Linda Blair was awesome! And she still looks great. She's done so many friggin movies across so many friggin genres, it's unbelievable.
Bill, it was indeed a burtal 4 days. And I guess it's time for me to dispel my cloak of internet photo invisibility: Here's a photo of me from the con that someone else posted. I love Tron!
That Doomsday poster is totally Ripley!
Ha, I say unto thee, Ponder.
It did occur to me that you would be the one dressed as one of the chicks from The Descent or Decen1, as I call it now. But then again, I realized I have no idea what they look like because I um, haven'tseenTheDescentyet. LOOK OVER THERE! A FLYING SAUCER! (Cripes, now she is going to fillet me with a Voorhees® carving knife.)

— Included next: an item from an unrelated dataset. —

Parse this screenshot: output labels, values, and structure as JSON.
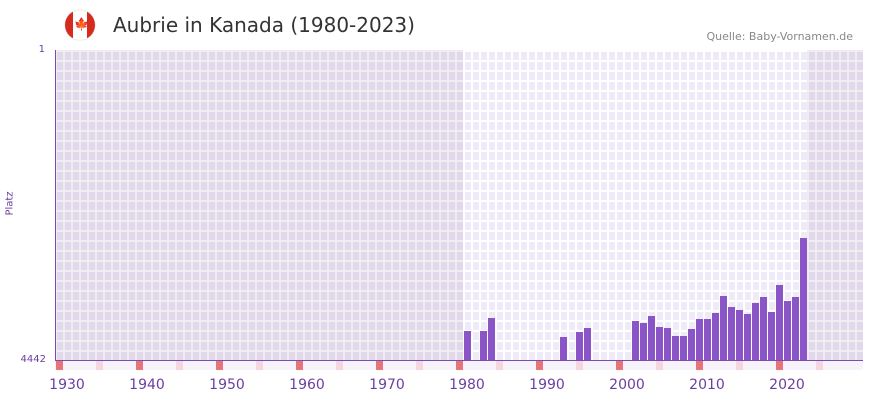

But what would that be? A sports bra and a miner's helmet? And how, exactly would that differ from your everyday attire? Ah well.
Hey! I was at the con as well this last weekend when I spotted a buddy of mine that I met in Salina, KS named Ray Dillon. He was with his girlfriend (who I recognized) but had two other companions with him. I lost him in the sea of folks at the Hyatt hotel bar but I saw his brown spikey hair bobbing up and down in the throng (how I knew it was him I'm not sure as almost everyone had spikey hair or long ponytails). After our obligatory "hey, it's good to see you..." he told me that he had come down with Stacie Ponder. And I said "Stacie Ponder of Final Girl and the Stick-O-Vison fame?" And he said "Why, yes!" and that you had evacuated back to the hotel after a VERY long day of melee at ComicCon. I don't blame you. By Saturday I was ready to flee the whole crowded specticle myself, however I was very disappointed that I didn't get a chance to meet you. I love zombie movies and would have loved to word vomit about it with you. Instead, I didn't talk to Ray and my entourage about zombie movies. ... Well, there's always next year. Or this blog posting stuff, I suppose. Anyway, it was fantastic to almost meet you!
Hey Jason- man, I totally thought Ray was BSing me when he said you wanted to meet me! :D If I'd known I would've hung around longer; I pretty much loathe that super-packed con bar scene, though, so I bolted as soon as I could. Dang. Next year, definitely, if not sooner! I would've loved to have hung out and talked zombies and the such.
I say we blame Ray for the whole debacle. :P
Heh..."fame". :D
Gah...Saw 3 was bad enough. Why a Saw 4?
Oh, Robert Englund...tis but a week later and I can still remember how fangirly you made me at Flashback.
EVERYONE SEE HATCHET WHEN IT COMES OUT. Seriously.
The Strangers sounds like a remake of a French movie called "Ils", which also happens to be the best horror movie to come out in 2006.